In more honourable times past these people would have thrown themselves on their swords in disgrace, the lot of them.  But these aren't honourable times and these aren't honourable people wielding the levers of power.


Anonymous said...

While I have much difficulty with the Federal Conservative Government and their ideological approach to virtually everything, what is the cost of the alternative in this case?

The Mound of Sound said...

I'm not sure what you're getting at, Anon. The cost of the alternative? Does that mean an alternative aircraft or an alternative government? If we're talking strictly aircraft the answer is relatively straightforward.

Eliminating the potentially limited circumstances in which the F-35's already dodgy stealth advantage would come into play, virtually every one of its several, lower cost rivals can outperform the 35 on the core abilities that make an effective jet fighter including speed, agility, climb rate, fuel and weapons payload and range.

You give up all of these core abilities for a supposed stealth advantage (not to mention a lot more money and a lot fewer aircraft) in opting for the F-35. The most indefensible part is that, to make this purchase sensible, you need to expect the F-35 stealth technology advantage to remain dominant for several decades.

Ask yourself this. When in the history of warfare has a technological breakthrough survived for even a few years much less the 50-year lifespan predicted for the F-35? The easy and obvious answer is "never."

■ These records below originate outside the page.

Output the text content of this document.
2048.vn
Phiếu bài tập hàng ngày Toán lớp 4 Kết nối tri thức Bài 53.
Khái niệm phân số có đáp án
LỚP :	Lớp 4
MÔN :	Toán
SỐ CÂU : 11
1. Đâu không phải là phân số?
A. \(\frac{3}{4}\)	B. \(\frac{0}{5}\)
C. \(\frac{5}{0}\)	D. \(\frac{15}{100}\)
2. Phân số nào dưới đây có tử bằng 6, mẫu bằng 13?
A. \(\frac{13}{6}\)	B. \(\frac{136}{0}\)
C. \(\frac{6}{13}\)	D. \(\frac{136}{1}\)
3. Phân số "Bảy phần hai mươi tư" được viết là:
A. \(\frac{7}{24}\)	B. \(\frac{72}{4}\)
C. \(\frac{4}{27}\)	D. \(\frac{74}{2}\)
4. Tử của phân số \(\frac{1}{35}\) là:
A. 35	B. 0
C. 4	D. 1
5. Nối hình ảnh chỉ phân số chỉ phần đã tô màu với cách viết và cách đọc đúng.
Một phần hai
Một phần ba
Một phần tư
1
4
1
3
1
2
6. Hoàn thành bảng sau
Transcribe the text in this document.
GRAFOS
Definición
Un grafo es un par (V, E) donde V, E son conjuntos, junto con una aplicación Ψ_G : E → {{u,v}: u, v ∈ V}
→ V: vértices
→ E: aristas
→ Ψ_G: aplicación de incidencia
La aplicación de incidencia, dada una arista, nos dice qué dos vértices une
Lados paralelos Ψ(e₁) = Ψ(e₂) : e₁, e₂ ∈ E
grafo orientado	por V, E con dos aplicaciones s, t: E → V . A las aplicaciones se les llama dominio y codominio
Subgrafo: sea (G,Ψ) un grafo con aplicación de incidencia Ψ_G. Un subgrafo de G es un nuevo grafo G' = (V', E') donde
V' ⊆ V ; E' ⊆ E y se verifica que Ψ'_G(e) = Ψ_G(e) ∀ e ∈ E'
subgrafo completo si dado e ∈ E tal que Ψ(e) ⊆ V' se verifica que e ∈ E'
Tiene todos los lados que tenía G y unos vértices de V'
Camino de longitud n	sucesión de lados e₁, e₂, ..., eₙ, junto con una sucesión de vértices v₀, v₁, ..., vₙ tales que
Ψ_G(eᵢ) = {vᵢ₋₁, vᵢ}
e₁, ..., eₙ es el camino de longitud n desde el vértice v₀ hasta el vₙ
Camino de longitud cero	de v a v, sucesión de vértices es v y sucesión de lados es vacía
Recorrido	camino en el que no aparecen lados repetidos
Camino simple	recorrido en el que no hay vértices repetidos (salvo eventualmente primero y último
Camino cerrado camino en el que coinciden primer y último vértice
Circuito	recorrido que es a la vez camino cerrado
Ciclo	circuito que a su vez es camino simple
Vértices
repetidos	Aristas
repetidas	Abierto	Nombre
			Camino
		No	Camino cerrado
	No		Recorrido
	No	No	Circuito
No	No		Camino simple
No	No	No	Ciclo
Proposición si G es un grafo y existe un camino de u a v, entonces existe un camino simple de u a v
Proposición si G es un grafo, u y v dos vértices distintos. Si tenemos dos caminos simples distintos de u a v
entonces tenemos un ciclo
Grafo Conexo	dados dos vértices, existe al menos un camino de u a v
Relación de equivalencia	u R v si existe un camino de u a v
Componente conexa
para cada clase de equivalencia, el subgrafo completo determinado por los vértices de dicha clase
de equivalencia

In fact, given the loss of the RQ-170 stealth drone to Iran just before Christmas, a lot of Lockheed Martin's stealth secrets may and probably are already in the hands of the very people this aircraft is designed to fight. Not surprisingly, no one wants to mention that.

Were I a Russian or Chinese leader I would be absolutely delighted to see Western rivals cripple their military capability well into future decades by impoverishing themselves with this turkey. Once they neutralize its brittle stealth technology we're done.

Anonymous said...

Aircraft that would suit our "stated" needs. It seems that the alternatives, while at least proven and not piles of crap, still cost well in excess of $75mm each. The lack of transparency and the commitment to a problem, unproven aircraft should be the main issue (along with it being a total waste of money). However, alternative suitable aircraft cost as much, or more, than the "current" price of the F-35.

kootcoot said...

I think the fact that the JSF-35 isn't really suited for defending or patrolling Canada and is instead a single purpose bomb delivery platform designed to participate in future shock and awe exercises with the gang of imperialists isn't mentioned enough by anyone, the media, the opposition and of course not the DND or illegitimate Harper Government©. Basically the fact that it lacks "... the core abilities that make an effective jet fighter including speed, agility, climb rate, fuel and weapons payload and range."

Stealth technology even if not obsolete already or soon, is not necessary for any of the duties a Canadian "fighter" should be capable of performing. If Canadian planes are say patrolling in the Arctic, to defend sovereignty, it doesn't matter who knows it, indeed the more folks/countries that know we are looking after our interests, the better!

Actually I get kinda upset when folks refer to it as a fighter, kinda the same way I get upset when folks mis-speak by calling the HarperCons - Tories!